As an instance of the excitement which exists on this subject, I quote from a letter written to me by honorable 0. N. Riotte, our minister to Costa Rica, under date of 28th August, 1862, as follows:
“The last steamer from Central America conveyed us the news of a perfect panic prevailing over Nicaragua and Honduras on account of a dreadful deluge of negro emigration into these two countries from the United States. Permit me to ask you what is at the foundation of these rumors ? The contagion of fear has spread already here, and spoiled a project which, for a number of months, I was considering, with the government, with the view of facilitating and securing the establishment of freed negro colonies by an act of congress. I take the liberty of begging your attention to this inquiry at your earliest convenience.”
This excitement was at first produced, and is now aggravated as much as possible, by the active secession influence which pervades this country. From the first day of my arrival in this republic to the present time, I have been ever watchful and diligent in searching out and making myself acquainted with the nature, extent, and secret springs of this malign influence. I have succeeded in discovering its various agencies, and know how they operate in this country. I have also succeeded in counteracting and controlling them. I have brought [Page 894]the privateer question, which was entirely the work of secessionists, (foremost among whom were my predecessor, and the United States consul,) to a successful issue. In the same manner, I am confident, I shall eventually succeed in controlling this panic, for I have influences at work as sleepless and untiring as they, but in this they have more substantial ground to work upon than they have had on any other question.
National jealousy has taken the alarm, and feels insulted at the idea of being classed with a servile race. Paradoxical as it may seem, the colored population are the most violently exercised on the subject.

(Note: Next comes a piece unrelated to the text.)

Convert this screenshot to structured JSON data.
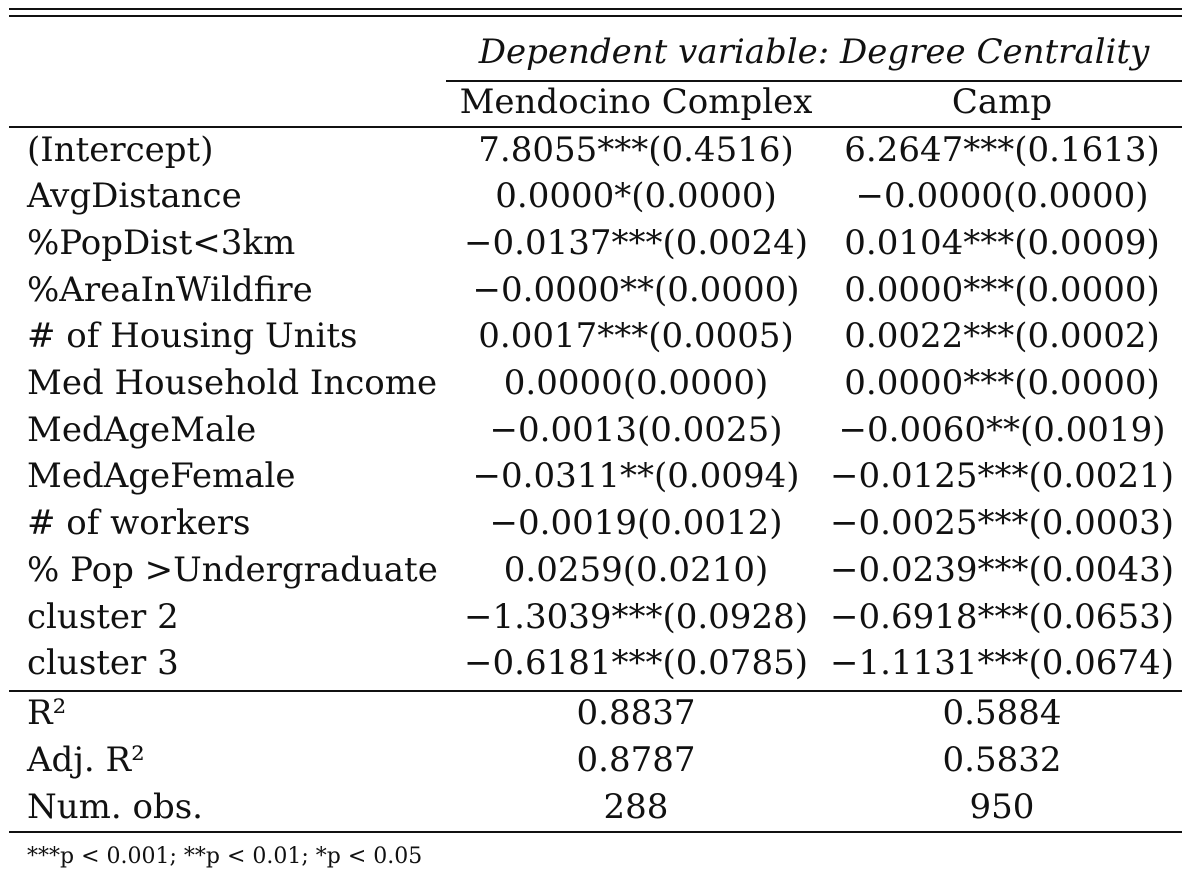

They regard it as the greatest degradation for the country to be overrun with blacks. They feel a sort of pride in being lifted up into a political equality with the white race, but they do not wish to have the national character darkened any more than it is. I do not think that the President of the United States intends anything of the kind, but this is the way it is and will continue to be received here until the idea is distinctly disavowed by the highest authority.

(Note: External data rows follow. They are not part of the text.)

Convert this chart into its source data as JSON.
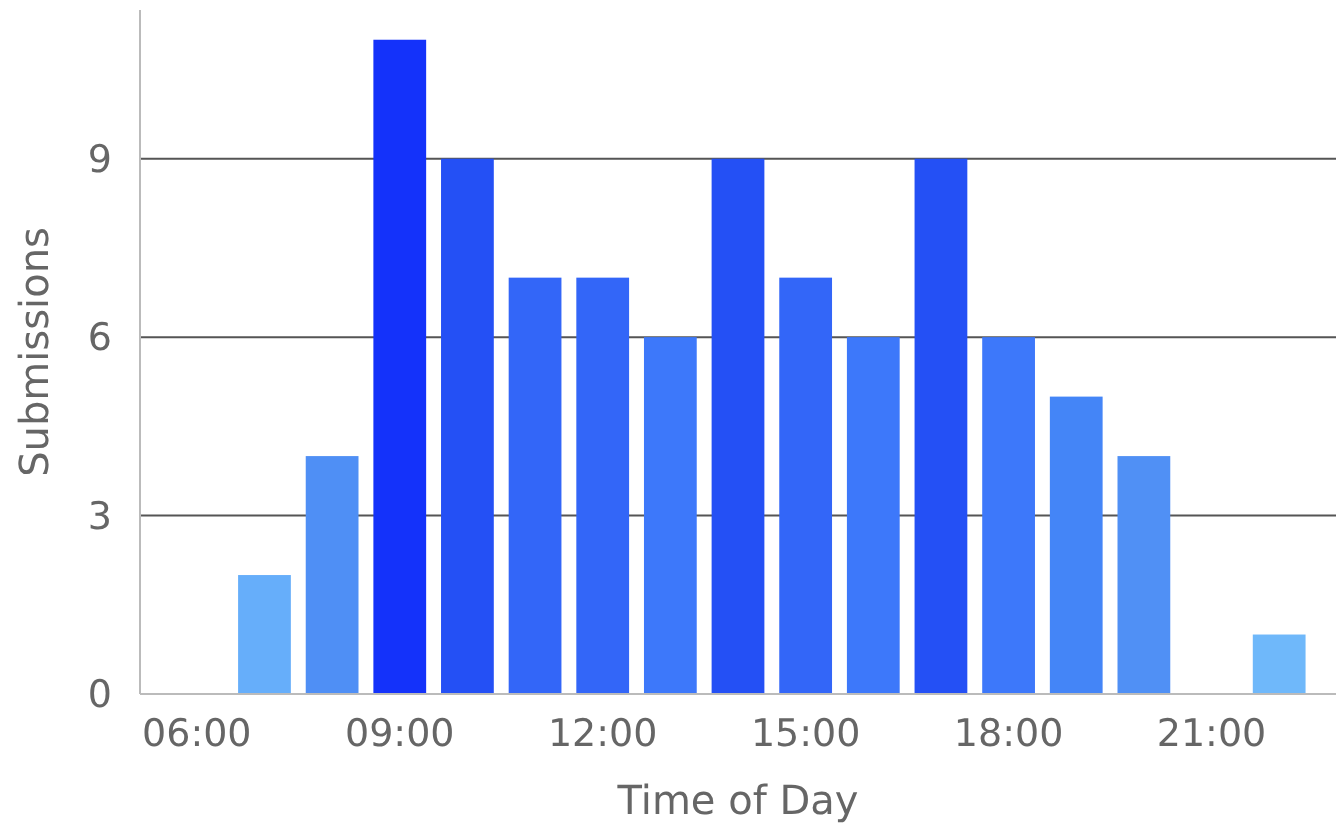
{
  "chart_data": {
    "type": "bar",
    "xlabel": "Time of Day",
    "ylabel": "Submissions",
    "categories": [
      "06:00",
      null,
      null,
      "09:00",
      null,
      null,
      "12:00",
      null,
      null,
      "15:00",
      null,
      null,
      "18:00",
      null,
      null,
      "21:00",
      null
    ],
    "values": [
      0,
      2,
      4,
      11,
      9,
      7,
      7,
      6,
      9,
      7,
      6,
      9,
      6,
      5,
      4,
      0,
      1
    ],
    "colors": [
      "#6fb8fa",
      "#66aefa",
      "#4f8ff5",
      "#1432fa",
      "#2450f5",
      "#3366f8",
      "#3366f8",
      "#3d78fa",
      "#2450f5",
      "#3366f8",
      "#3d78fa",
      "#2450f5",
      "#3d78fa",
      "#4485f7",
      "#5090f5",
      "#6fb8fa",
      "#6fb8fa"
    ],
    "ylim": [
      0,
      11.5
    ],
    "yticks": [
      0,
      3,
      6,
      9
    ],
    "grid": "y"
  }
}
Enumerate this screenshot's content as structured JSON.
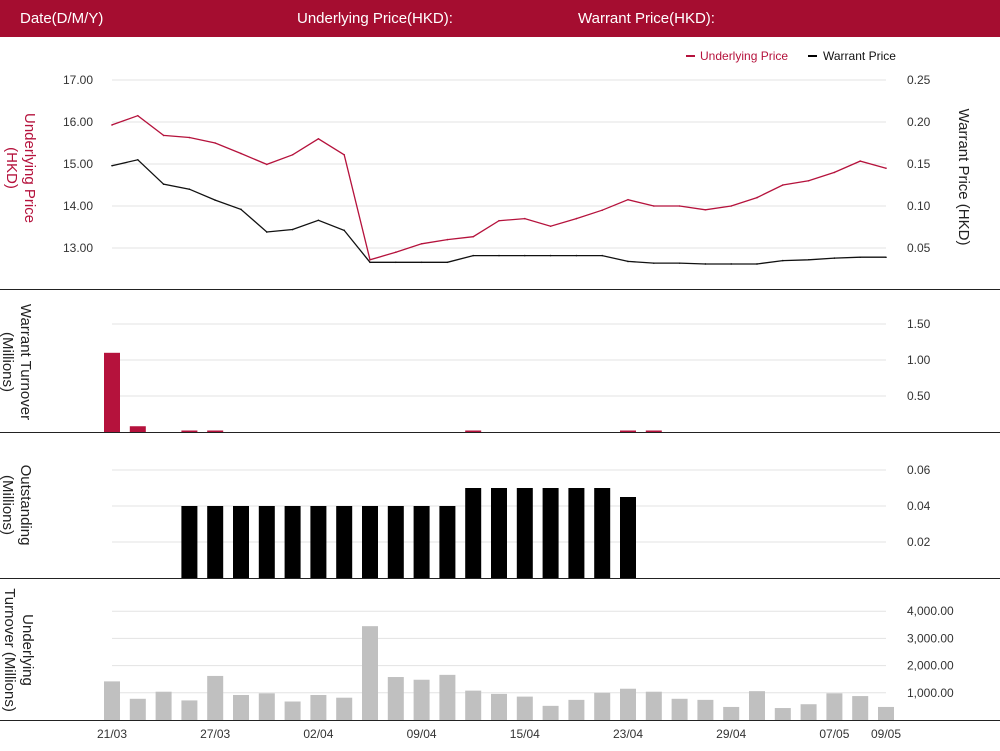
{
  "header": {
    "date_label": "Date(D/M/Y)",
    "underlying_label": "Underlying Price(HKD):",
    "warrant_label": "Warrant Price(HKD):"
  },
  "colors": {
    "brand": "#a50d30",
    "underlying_line": "#b5123c",
    "warrant_line": "#111111",
    "turnover_bar": "#b5123c",
    "outstanding_bar": "#000000",
    "underlying_turnover_bar": "#c0c0c0",
    "grid": "#e3e3e3"
  },
  "chart_data": [
    {
      "type": "line",
      "legend": {
        "placement": "top-right",
        "entries": [
          "Underlying Price",
          "Warrant Price"
        ]
      },
      "y_left_label": [
        "Underlying Price",
        "(HKD)"
      ],
      "y_right_label": "Warrant  Price (HKD)",
      "y_left_ticks": [
        "13.00",
        "14.00",
        "15.00",
        "16.00",
        "17.00"
      ],
      "y_right_ticks": [
        "0.05",
        "0.10",
        "0.15",
        "0.20",
        "0.25"
      ],
      "y_left_range": [
        12.0,
        17.0
      ],
      "y_right_range": [
        0.0,
        0.25
      ],
      "series": [
        {
          "name": "Underlying Price",
          "axis": "left",
          "values": [
            15.93,
            16.15,
            15.68,
            15.63,
            15.5,
            15.25,
            14.99,
            15.22,
            15.6,
            15.22,
            12.72,
            12.9,
            13.1,
            13.2,
            13.27,
            13.65,
            13.7,
            13.52,
            13.7,
            13.9,
            14.15,
            14.0,
            14.0,
            13.91,
            14.0,
            14.2,
            14.5,
            14.6,
            14.8,
            15.07,
            14.9
          ]
        },
        {
          "name": "Warrant Price",
          "axis": "right",
          "values": [
            0.148,
            0.155,
            0.126,
            0.12,
            0.107,
            0.096,
            0.069,
            0.072,
            0.083,
            0.071,
            0.033,
            0.033,
            0.033,
            0.033,
            0.041,
            0.041,
            0.041,
            0.041,
            0.041,
            0.041,
            0.034,
            0.032,
            0.032,
            0.031,
            0.031,
            0.031,
            0.035,
            0.036,
            0.038,
            0.039,
            0.039
          ]
        }
      ]
    },
    {
      "type": "bar",
      "y_label": [
        "Warrant  Turnover",
        "(Millions)"
      ],
      "y_ticks": [
        "0.50",
        "1.00",
        "1.50"
      ],
      "y_range": [
        0,
        1.5
      ],
      "values": [
        1.1,
        0.08,
        0,
        0.012,
        0.012,
        0,
        0,
        0,
        0,
        0,
        0,
        0,
        0,
        0,
        0.01,
        0,
        0,
        0,
        0,
        0,
        0.01,
        0.01,
        0,
        0,
        0,
        0,
        0,
        0,
        0,
        0,
        0
      ]
    },
    {
      "type": "bar",
      "y_label": [
        "Outstanding",
        "(Millions)"
      ],
      "y_ticks": [
        "0.02",
        "0.04",
        "0.06"
      ],
      "y_range": [
        0,
        0.06
      ],
      "values": [
        0,
        0,
        0,
        0.04,
        0.04,
        0.04,
        0.04,
        0.04,
        0.04,
        0.04,
        0.04,
        0.04,
        0.04,
        0.04,
        0.05,
        0.05,
        0.05,
        0.05,
        0.05,
        0.05,
        0.045,
        0,
        0,
        0,
        0,
        0,
        0,
        0,
        0,
        0,
        0
      ]
    },
    {
      "type": "bar",
      "y_label": [
        "Underlying",
        "Turnover (Millions)"
      ],
      "y_ticks": [
        "1,000.00",
        "2,000.00",
        "3,000.00",
        "4,000.00"
      ],
      "y_range": [
        0,
        4000
      ],
      "values": [
        1420,
        780,
        1040,
        720,
        1620,
        920,
        980,
        680,
        920,
        820,
        3450,
        1580,
        1480,
        1660,
        1080,
        960,
        860,
        520,
        740,
        1000,
        1150,
        1040,
        780,
        740,
        480,
        1060,
        440,
        580,
        980,
        880,
        480
      ]
    }
  ],
  "x_ticks": [
    {
      "label": "21/03",
      "index": 0
    },
    {
      "label": "27/03",
      "index": 4
    },
    {
      "label": "02/04",
      "index": 8
    },
    {
      "label": "09/04",
      "index": 12
    },
    {
      "label": "15/04",
      "index": 16
    },
    {
      "label": "23/04",
      "index": 20
    },
    {
      "label": "29/04",
      "index": 24
    },
    {
      "label": "07/05",
      "index": 28
    },
    {
      "label": "09/05",
      "index": 30
    }
  ]
}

The great disturbing question of this country is, which of these races shall maintain the political supremacy ? It is a question more intimately and ineradicably engrafted into the social and political system of these states, and even more difficult of solution, than the slavery question in the United States.

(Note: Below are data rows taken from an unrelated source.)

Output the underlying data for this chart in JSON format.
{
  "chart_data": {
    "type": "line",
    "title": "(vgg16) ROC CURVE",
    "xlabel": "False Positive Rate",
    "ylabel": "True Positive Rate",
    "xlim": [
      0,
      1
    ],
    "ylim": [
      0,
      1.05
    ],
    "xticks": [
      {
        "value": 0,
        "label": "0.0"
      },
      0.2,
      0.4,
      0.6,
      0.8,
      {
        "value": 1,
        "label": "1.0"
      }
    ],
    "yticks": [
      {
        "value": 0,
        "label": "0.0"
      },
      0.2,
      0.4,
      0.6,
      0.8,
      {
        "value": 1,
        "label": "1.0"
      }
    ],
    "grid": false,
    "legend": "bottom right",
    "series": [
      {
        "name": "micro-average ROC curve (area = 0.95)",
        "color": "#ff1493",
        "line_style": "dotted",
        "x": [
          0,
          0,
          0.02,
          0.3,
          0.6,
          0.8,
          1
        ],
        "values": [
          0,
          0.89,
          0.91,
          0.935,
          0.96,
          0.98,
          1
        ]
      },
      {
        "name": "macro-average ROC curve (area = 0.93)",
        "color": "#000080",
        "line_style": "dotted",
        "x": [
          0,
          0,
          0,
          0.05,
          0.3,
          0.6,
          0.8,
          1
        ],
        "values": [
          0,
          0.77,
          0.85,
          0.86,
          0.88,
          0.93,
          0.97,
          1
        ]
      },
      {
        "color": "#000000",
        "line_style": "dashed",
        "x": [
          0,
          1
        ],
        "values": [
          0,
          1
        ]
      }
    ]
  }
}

It is a question in which the whole civilized world, and especially the United States, is most deeply interested, for more than one half of the American continent is now peopled by mixed races, one or the other of which must eventually predominate. Surely nothing should be done to crush out the white race from any portion of the chosen home of civilization and free government. Whatever will be productive of this result in Nicaragua will be instantly repelled.
Having received no instructions on the subject, and not knowing the precise character or extent of the project in view, I have not deemed it wise, at this time, to do more than to use my personal influence in endeavoring to allay the excitement, and to write the brief notes to this government, copies of which are enclosed.
I also ask your attention to the enclosed copy of my answer to Mr. Riotte, as containing details which time will not permit me to enlarge upon here.
I have the honor to be, very respectfully, your obedient servant,
Hon. William H. Seward, Secretary of State of the United States, Washington, D. C.